Helen led Hugh past the stables, only to find Miss Elvira and
Miss Esther Leigh rounding the corner of the house.

“Is that the child?” Miss Elvira asked. The question sounded
accusatory, reminding Helen that servants were to be neither seen
nor heard. Most of all, servants should never, under any
circumstances, cause any disruption in the smooth running of the
household.

“Yes,” Hugh replied curtly.

Miss Esther moved closer, eyeing Ned critically. “It is Edward!”
She glanced at her sister, then she rounded on Hugh. “You kidnapped
him! You will relinquish him immediately! And you can be sure we'll
report you to the local magistrate. I suppose you expected a lavish
ransom because he's the nephew of the Earl of Monnow.

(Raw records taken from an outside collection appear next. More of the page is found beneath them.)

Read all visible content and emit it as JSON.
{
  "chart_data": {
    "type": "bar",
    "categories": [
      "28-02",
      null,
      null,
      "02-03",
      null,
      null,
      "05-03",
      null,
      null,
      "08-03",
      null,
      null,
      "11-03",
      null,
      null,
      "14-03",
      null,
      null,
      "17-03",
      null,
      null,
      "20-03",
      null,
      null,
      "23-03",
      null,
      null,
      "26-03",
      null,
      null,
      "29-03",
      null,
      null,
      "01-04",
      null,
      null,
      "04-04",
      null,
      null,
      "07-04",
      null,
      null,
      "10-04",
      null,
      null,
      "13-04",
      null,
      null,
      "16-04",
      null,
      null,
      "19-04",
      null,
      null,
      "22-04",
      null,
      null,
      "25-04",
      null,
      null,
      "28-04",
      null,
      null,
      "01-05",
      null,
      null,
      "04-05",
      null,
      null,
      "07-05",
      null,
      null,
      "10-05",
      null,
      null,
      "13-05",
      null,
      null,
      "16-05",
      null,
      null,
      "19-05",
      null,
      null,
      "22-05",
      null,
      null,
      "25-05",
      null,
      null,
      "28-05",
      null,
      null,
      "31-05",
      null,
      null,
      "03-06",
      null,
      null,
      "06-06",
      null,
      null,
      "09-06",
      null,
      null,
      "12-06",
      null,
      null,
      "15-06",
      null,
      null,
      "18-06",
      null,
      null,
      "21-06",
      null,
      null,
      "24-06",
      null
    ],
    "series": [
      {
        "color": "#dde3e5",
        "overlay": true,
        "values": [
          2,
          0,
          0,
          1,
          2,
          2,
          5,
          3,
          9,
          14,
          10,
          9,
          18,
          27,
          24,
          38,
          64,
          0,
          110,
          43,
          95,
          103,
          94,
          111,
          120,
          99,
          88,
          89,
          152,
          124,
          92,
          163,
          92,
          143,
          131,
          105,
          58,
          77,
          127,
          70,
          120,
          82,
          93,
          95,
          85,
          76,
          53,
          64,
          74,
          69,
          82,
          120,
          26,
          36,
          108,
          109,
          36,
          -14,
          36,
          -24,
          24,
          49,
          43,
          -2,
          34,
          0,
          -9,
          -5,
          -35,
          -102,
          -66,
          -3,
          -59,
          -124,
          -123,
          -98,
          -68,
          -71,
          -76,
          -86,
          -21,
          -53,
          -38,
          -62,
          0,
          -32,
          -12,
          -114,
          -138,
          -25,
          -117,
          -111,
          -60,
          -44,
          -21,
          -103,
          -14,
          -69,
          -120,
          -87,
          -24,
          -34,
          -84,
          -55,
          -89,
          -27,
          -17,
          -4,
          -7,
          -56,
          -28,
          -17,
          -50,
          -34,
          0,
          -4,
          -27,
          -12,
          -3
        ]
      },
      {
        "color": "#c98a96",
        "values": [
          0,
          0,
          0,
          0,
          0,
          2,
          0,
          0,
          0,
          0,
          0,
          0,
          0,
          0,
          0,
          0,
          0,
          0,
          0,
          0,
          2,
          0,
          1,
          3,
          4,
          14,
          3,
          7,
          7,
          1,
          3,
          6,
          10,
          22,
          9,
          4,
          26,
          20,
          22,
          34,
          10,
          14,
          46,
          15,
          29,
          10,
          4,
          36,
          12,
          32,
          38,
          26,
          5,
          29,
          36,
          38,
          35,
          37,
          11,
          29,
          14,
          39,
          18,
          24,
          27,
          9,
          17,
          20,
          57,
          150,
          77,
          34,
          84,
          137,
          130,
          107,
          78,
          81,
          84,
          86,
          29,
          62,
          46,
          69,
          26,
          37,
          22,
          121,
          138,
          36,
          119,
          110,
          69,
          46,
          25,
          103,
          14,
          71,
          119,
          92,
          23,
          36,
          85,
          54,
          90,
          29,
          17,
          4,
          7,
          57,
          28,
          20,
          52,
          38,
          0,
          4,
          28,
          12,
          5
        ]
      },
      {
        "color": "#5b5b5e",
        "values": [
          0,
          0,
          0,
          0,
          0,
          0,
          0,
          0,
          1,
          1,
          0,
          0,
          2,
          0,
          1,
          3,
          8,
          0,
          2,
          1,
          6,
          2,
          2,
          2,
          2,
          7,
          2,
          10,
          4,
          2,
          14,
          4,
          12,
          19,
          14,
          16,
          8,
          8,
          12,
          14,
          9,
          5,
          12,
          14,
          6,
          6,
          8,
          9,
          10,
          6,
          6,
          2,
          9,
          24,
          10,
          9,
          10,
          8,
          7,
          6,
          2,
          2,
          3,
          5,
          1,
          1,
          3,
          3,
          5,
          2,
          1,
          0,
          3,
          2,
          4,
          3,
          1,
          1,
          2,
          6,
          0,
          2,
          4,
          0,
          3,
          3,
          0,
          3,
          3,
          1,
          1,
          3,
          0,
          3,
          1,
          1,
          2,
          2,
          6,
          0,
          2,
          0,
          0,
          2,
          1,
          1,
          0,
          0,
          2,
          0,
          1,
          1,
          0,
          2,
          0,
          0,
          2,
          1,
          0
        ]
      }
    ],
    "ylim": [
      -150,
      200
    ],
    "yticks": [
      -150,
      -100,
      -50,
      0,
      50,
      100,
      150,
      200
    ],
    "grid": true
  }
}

Well, there
will be none of that now!”

“Don’t be ridiculous,” Hugh replied testily. “Would we work in
the earl's house if we had kidnapped his nephew? Ned — Edward — ran
away of his own volition, hoping to join the navy. He refused to
tell us who his family was. And frankly, I can't say I blame him. I
would not want to be at the mercy of your tender care, either.”

The sisters glared at him like twin furies, their fists tight at
their sides. “How dare you! We did our utmost for him, the
ungrateful little beast. As for you, you will be dismissed. Without
a reference, mind you. There will be none of your impudence
here.”

“I don’t expect one.”

Helen, watching the outburst, felt too exhausted to be
surprised. She laid a hand on Hugh's shoulder. “Hugh — Edward is
hurt, we must get the doctor. We can discuss this later.”